Doni merujuk pada Konvensi PBB tentang Hukum Laut (UNCLOS).
Lalu bagaimana aturan pemanfaatan ruang laut, seperti membangun pagar laut?
Salah satu langkah penting yang diambil pemerintah Indonesia adalah menjadikan Kepatuhan Kegiatan Pemanfaatan Ruang Laut (KKPRL) sebagai syarat dasar penerbitan izin usaha kegiatan yang dilakukan di laut, sebagaimana diatur dalam Undang-Undang Nomor 6 Tahun 2023.
Hal ini sesuai dengan Peraturan Pemerintah Nomor 5 Tahun 2021 yang menyatakan bahwa persyaratan izin usaha berbasis risiko meliputi kesesuaian kegiatan penggunaan lokasi, izin lingkungan, izin mendirikan bangunan, dan sertifikat yang sah. sesuai dalam hal tindakan.
Pemanfaatan ruang perairan pesisir harus dilaksanakan sesuai dengan rencana tata ruang dan/atau rencana tata ruang zona. Setiap orang yang memanfaatkan ruang laut wajib menaati kegiatan pemerintah pusat mengenai pemanfaatan ruang laut.
Dalam memastikan kesesuaiannya untuk kegiatan pemanfaatan ruang maritim, perlindungan ekosistem perairan pesisir, masyarakat, nelayan tradisional, kepentingan nasional dan hak lintas damai bagi kapal asing harus diperhatikan.
Dalam Peraturan Menteri Kelautan dan Perikanan No. 28 Tahun 2021, KKPRL mewakili konsistensi antara rencana kegiatan pemanfaatan ruang laut dengan rencana tata ruang dan/atau rencana zonasi.
KPPRL diberikan melalui izin kegiatan usaha dan persetujuan atau pengukuhan untuk kegiatan bukan usaha Melanggar asas keadilan
Ketua Himpunan Ahli Pengelolaan Pesisir Indonesia (HAPPI) Rasman Manafi menegaskan, pagar laut bertentangan dengan prinsip keadilan dalam pengelolaan ruang laut.
Ia menyerukan kontrol yang lebih besar untuk mencegah privatisasi wilayah laut dan memastikan partisipasi masyarakat dalam pengelolaannya.
Penilaian ini diamini oleh Ketua HAPPI, Direktur Penelitian Sumber Daya Kelautan, Ditjen PSDKP KKP, Sumono Darwinto, yang mengatakan pelanggaran serupa ternyata banyak terjadi di banyak wilayah yang tidak memiliki KKPRL.
“Pelanggar bisa dikenakan sanksi administratif seperti denda dan pembongkaran,” ujarnya.

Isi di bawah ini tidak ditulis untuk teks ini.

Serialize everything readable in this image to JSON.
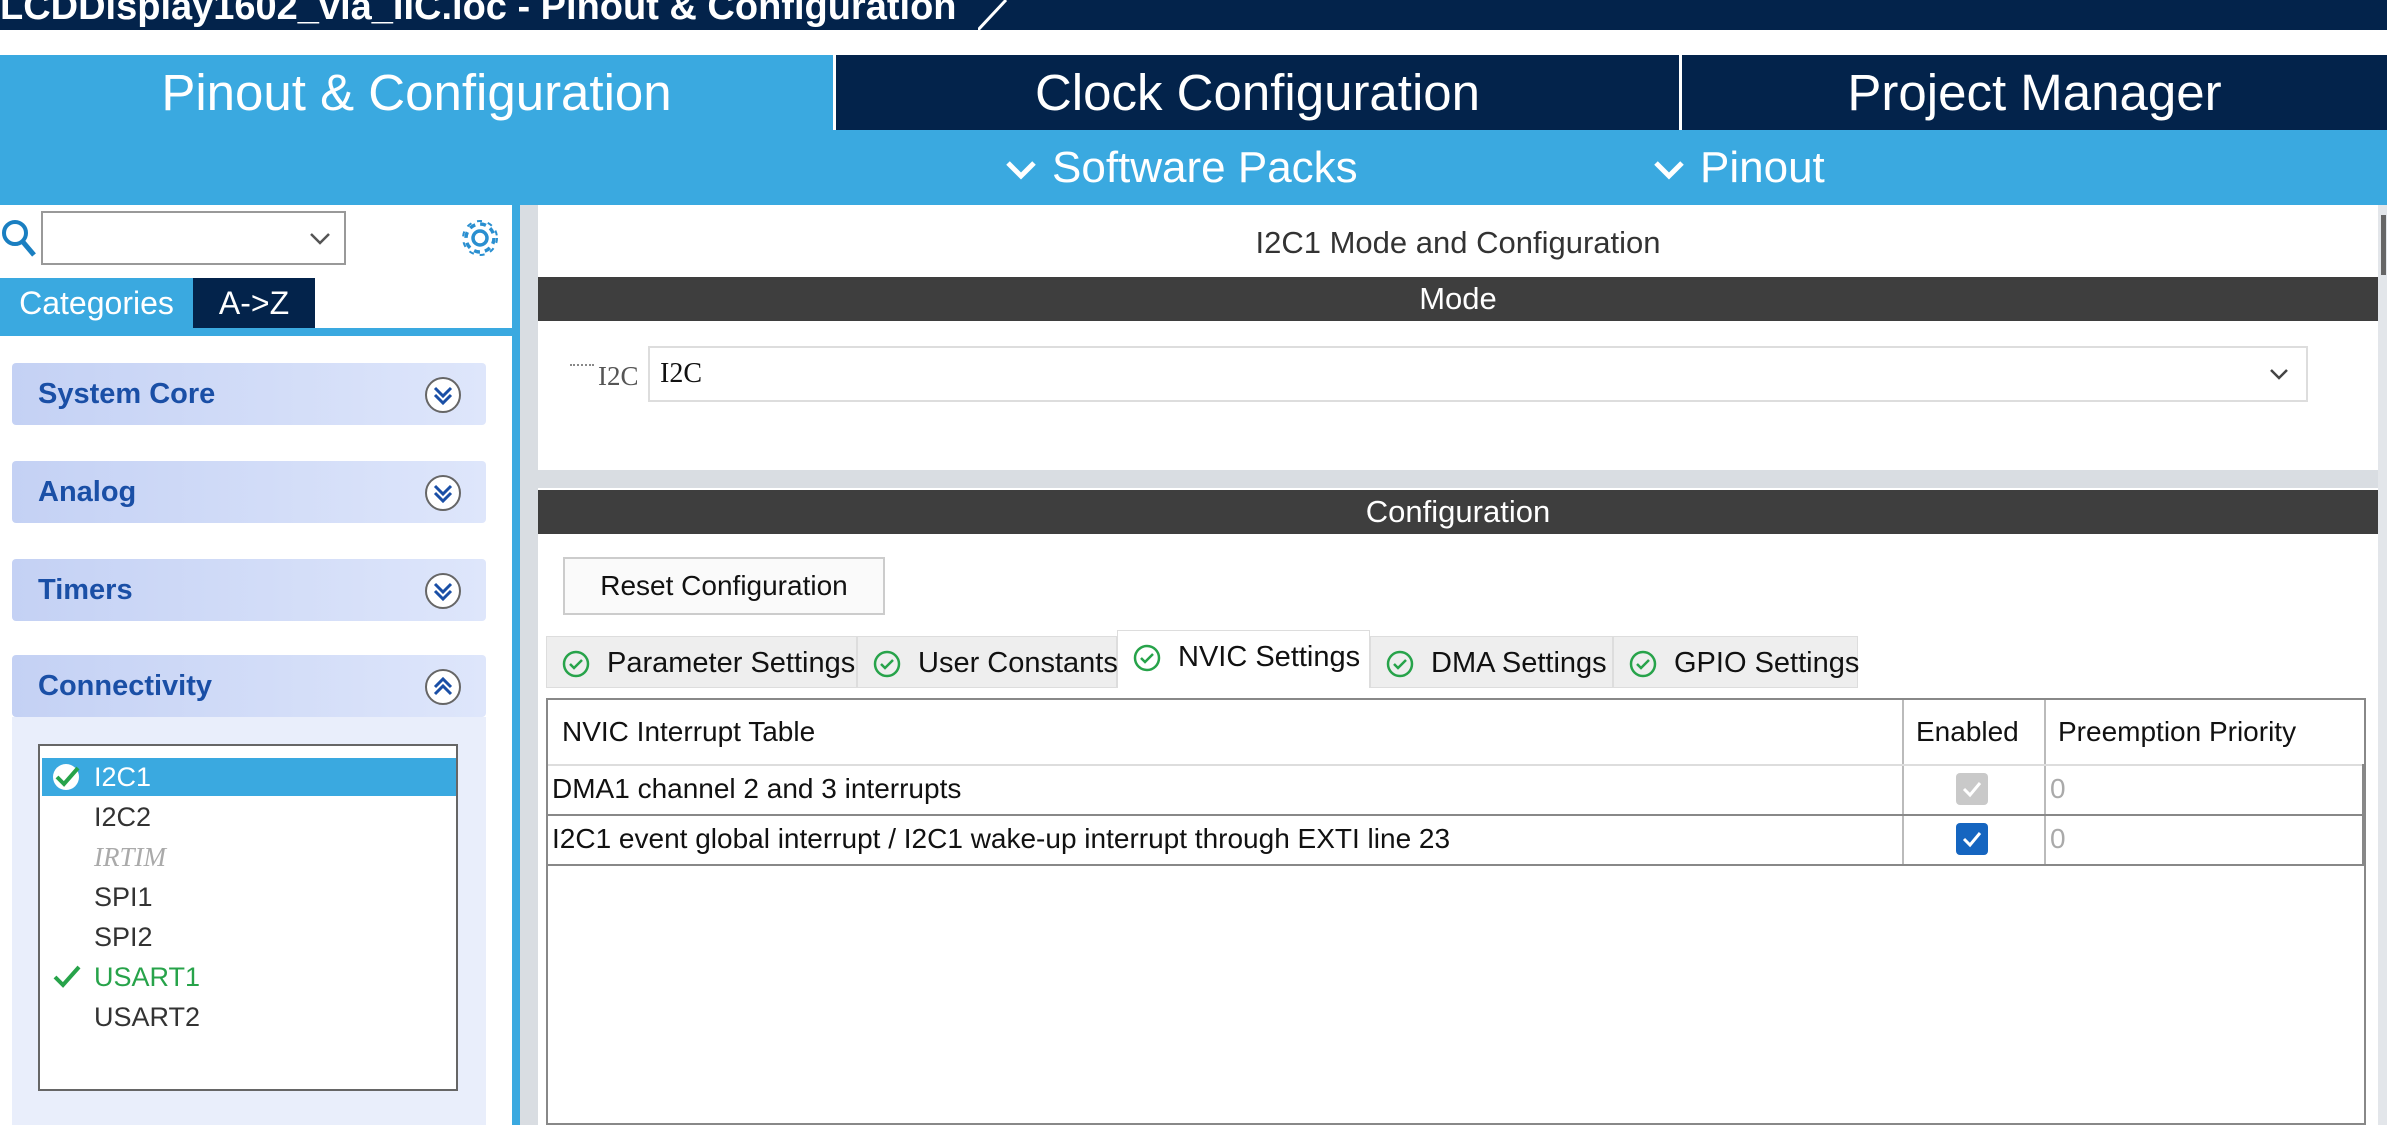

Sementara itu, Plt. Direktur Penataan Ruang Laut Suharyanto menekankan pentingnya pengawasan untuk mencegah privatisasi ruang laut. Ia mengatakan, penerbitan Sertifikat Hak Milik (SHM) di wilayah laut bertentangan dengan UUD 1945 karena mengancam hak masyarakat adat.
Terkait pagar di perairan Laut Tangerang, dia menjelaskan Kementerian Kelautan dan Perikanan telah melakukan penyelidikan sejak September 2024, termasuk analisis peta citra satelit dan catatan geotagging selama 30 tahun terakhir.
“Hasilnya, kawasan tersebut tidak pernah berada di darat dan merupakan sedimen, bukan pengerukan,” ujarnya.